El oro está probando la resistencia de los $1,950; una ruptura sostenida podría impulsar hacia los $2,000 si la demanda de activos refugio se intensifica.
Las opiniones divergentes de los inversores sobre la trayectoria de las tasas de interés de la Fed, junto con los datos de inflación de EE. UU. entrantes, inyectan incertidumbre en el dólar. Una impresión de inflación baja fortalecería las expectativas de recortes de las tasas, lo que pesaría sobre el DXY, mientras que una impresión alta podría proporcionar un apoyo temporal.
Una impresión del IPC inferior a la esperada probablemente acelerará las apuestas por recortes de las tasas, lo que hará que el DXY baje; una impresión más alta podría impulsar temporalmente el dólar.
El DXY se mantiene en un rango estrecho, con 105 como resistencia y 103.50 como soporte; una ruptura en cualquier dirección probablemente dependa de los datos de inflación y los comentarios de la Fed.
Los datos de inflación influirán directamente en las expectativas de las tasas de interés de la Fed, moviendo los rendimientos de los bonos. Una inflación alta probablemente aumente los rendimientos debido a una nueva valoración agresiva, mientras que una inflación baja podría conducir a un repunte de los bonos del Tesoro, reduciendo los rendimientos.
Una inflación más alta generalmente conduce a rendimientos más altos a medida que los inversores exigen una mayor compensación por el riesgo de inflación y anticipan una política más estricta de la Fed.
Una ruptura por encima del 4.2% podría señalar expectativas agresivas, mientras que una caída por debajo del 4.0% podría indicar una creciente confianza en los recortes de las tasas.
Los activos de riesgo, incluidas las acciones, están en flujo a medida que los operadores se preparan para los datos de inflación de EE. UU. y monitorean las tensiones entre EE. UU. e Irán. Una sorpresa inflacionaria podría erosionar las esperanzas de recortes de las tasas, presionando a las acciones, mientras que el riesgo geopolítico atenúa el apetito por el riesgo.

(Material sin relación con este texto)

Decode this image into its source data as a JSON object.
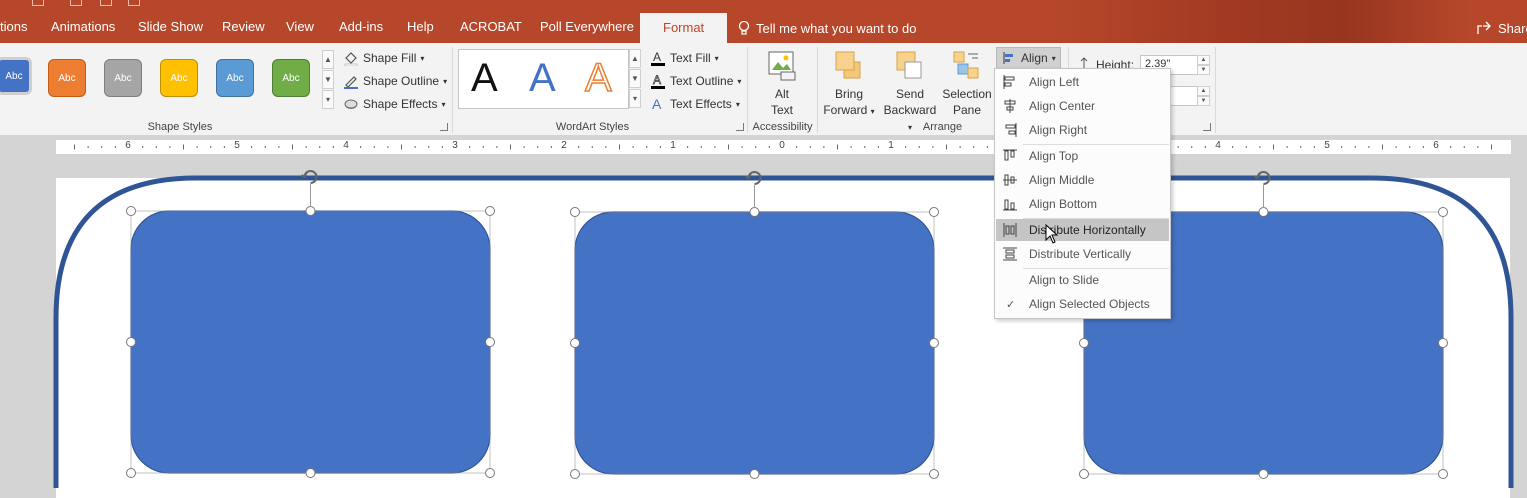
{
  "tabs": [
    "tions",
    "Animations",
    "Slide Show",
    "Review",
    "View",
    "Add-ins",
    "Help",
    "ACROBAT",
    "Poll Everywhere"
  ],
  "active_tab": "Format",
  "tell_me": "Tell me what you want to do",
  "share": "Share",
  "shape_styles": {
    "label": "Shape Styles",
    "swatches": [
      {
        "text": "Abc",
        "color": "#4472c4"
      },
      {
        "text": "Abc",
        "color": "#ed7d31"
      },
      {
        "text": "Abc",
        "color": "#a5a5a5"
      },
      {
        "text": "Abc",
        "color": "#ffc000"
      },
      {
        "text": "Abc",
        "color": "#5b9bd5"
      },
      {
        "text": "Abc",
        "color": "#70ad47"
      }
    ],
    "shape_fill": "Shape Fill",
    "shape_outline": "Shape Outline",
    "shape_effects": "Shape Effects"
  },
  "wordart": {
    "label": "WordArt Styles",
    "samples": [
      "A",
      "A",
      "A"
    ],
    "text_fill": "Text Fill",
    "text_outline": "Text Outline",
    "text_effects": "Text Effects"
  },
  "accessibility": {
    "label": "Accessibility",
    "alt_text_1": "Alt",
    "alt_text_2": "Text"
  },
  "arrange": {
    "label": "Arrange",
    "bring_forward_1": "Bring",
    "bring_forward_2": "Forward",
    "send_backward_1": "Send",
    "send_backward_2": "Backward",
    "selection_pane_1": "Selection",
    "selection_pane_2": "Pane",
    "align": "Align"
  },
  "size": {
    "height_label": "Height:",
    "height_value": "2.39\""
  },
  "ruler_numbers": [
    "6",
    "5",
    "4",
    "3",
    "2",
    "1",
    "0",
    "1",
    "2",
    "3",
    "4",
    "5",
    "6"
  ],
  "align_menu": [
    {
      "label": "Align Left",
      "icon": "align-left-icon"
    },
    {
      "label": "Align Center",
      "icon": "align-center-icon"
    },
    {
      "label": "Align Right",
      "icon": "align-right-icon"
    },
    {
      "label": "Align Top",
      "icon": "align-top-icon"
    },
    {
      "label": "Align Middle",
      "icon": "align-middle-icon"
    },
    {
      "label": "Align Bottom",
      "icon": "align-bottom-icon"
    },
    {
      "label": "Distribute Horizontally",
      "icon": "distribute-horizontally-icon",
      "highlighted": true
    },
    {
      "label": "Distribute Vertically",
      "icon": "distribute-vertically-icon"
    },
    {
      "label": "Align to Slide",
      "icon": ""
    },
    {
      "label": "Align Selected Objects",
      "icon": "check-icon",
      "checked": true
    }
  ],
  "colors": {
    "accent": "#b7472a",
    "shape_fill": "#4472c4",
    "shape_border": "#2f528f",
    "outer_border": "#2f5597"
  }
}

El S&P 500 se enfrenta a un riesgo a la baja si la inflación se mantiene elevada y las tensiones en Medio Oriente se intensifican, creando un doble viento en contra para las valoraciones de las acciones.

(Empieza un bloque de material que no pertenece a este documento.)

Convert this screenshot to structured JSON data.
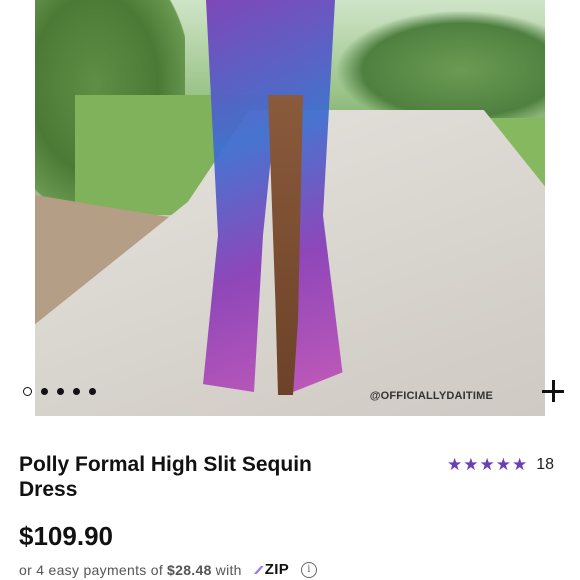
{
  "gallery": {
    "watermark": "@OFFICIALLYDAITIME",
    "dots": [
      {
        "active": true
      },
      {
        "active": false
      },
      {
        "active": false
      },
      {
        "active": false
      },
      {
        "active": false
      }
    ],
    "expand_icon": "plus-icon"
  },
  "product": {
    "title": "Polly Formal High Slit Sequin Dress",
    "rating_stars": "★★★★★",
    "review_count": "18",
    "price": "$109.90"
  },
  "payments": {
    "prefix": "or 4 easy payments of",
    "amount": "$28.48",
    "with": "with",
    "provider": "ZIP",
    "info_icon": "info-icon"
  },
  "colors": {
    "star": "#6b3fb3",
    "zip_accent": "#9b7be6"
  }
}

Los futuros bajaron el domingo por la noche a medida que aumentaban los temores de guerra; los operadores se están preparando para un comercio volátil con un sesgo a la baja antes del IPC.

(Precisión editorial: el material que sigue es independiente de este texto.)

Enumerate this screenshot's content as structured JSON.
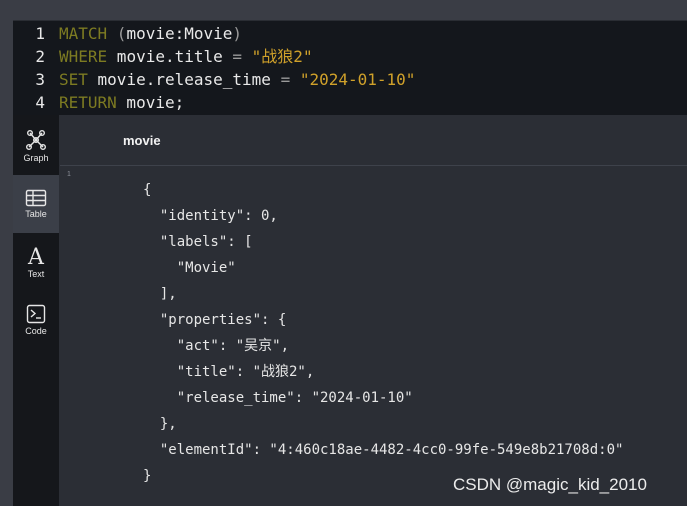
{
  "editor": {
    "lines": [
      {
        "num": "1",
        "kw": "MATCH",
        "rest1": " (",
        "ident": "movie:Movie",
        "rest2": ")"
      },
      {
        "num": "2",
        "kw": "WHERE",
        "ident": " movie.title",
        "op": " = ",
        "str": "\"战狼2\""
      },
      {
        "num": "3",
        "kw": "SET",
        "ident": " movie.release_time",
        "op": " = ",
        "str": "\"2024-01-10\""
      },
      {
        "num": "4",
        "kw": "RETURN",
        "ident": " movie;"
      }
    ]
  },
  "sidebar": {
    "items": [
      {
        "label": "Graph",
        "icon": "graph-icon"
      },
      {
        "label": "Table",
        "icon": "table-icon"
      },
      {
        "label": "Text",
        "icon": "text-icon"
      },
      {
        "label": "Code",
        "icon": "code-icon"
      }
    ],
    "active": "Table"
  },
  "result": {
    "column_header": "movie",
    "row_number": "1",
    "json_lines": [
      "{",
      "  \"identity\": 0,",
      "  \"labels\": [",
      "    \"Movie\"",
      "  ],",
      "  \"properties\": {",
      "    \"act\": \"吴京\",",
      "    \"title\": \"战狼2\",",
      "    \"release_time\": \"2024-01-10\"",
      "  },",
      "  \"elementId\": \"4:460c18ae-4482-4cc0-99fe-549e8b21708d:0\"",
      "}"
    ]
  },
  "watermark": "CSDN @magic_kid_2010"
}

Bitcoin traders prepared to navigate a slew of volatility catalysts as US inflation data and US-Iran war triggers keep risk-assets in an unpredictable state.
El informe del índice de precios al consumidor (IPC) de EE. UU. y el aumento de las tensiones militares entre EE. UU. e Irán son los dos eventos dominantes, cada uno capaz de provocar movimientos bruscos en los activos de riesgo como Bitcoin.
Una pausa o un recorte de las tasas aumentaría la liquidez, beneficiando a los activos de riesgo, mientras que una postura más agresiva podría presionar a Bitcoin, ya que las tasas más altas reducen el atractivo de los activos que no generan rendimiento.
La escalada de las relaciones entre EE. UU. e Irán aumenta el riesgo de conflicto militar, lo que históricamente conduce a un sentimiento de aversión al riesgo y a una huida hacia activos refugio que a menudo perjudica a las criptomonedas a corto plazo.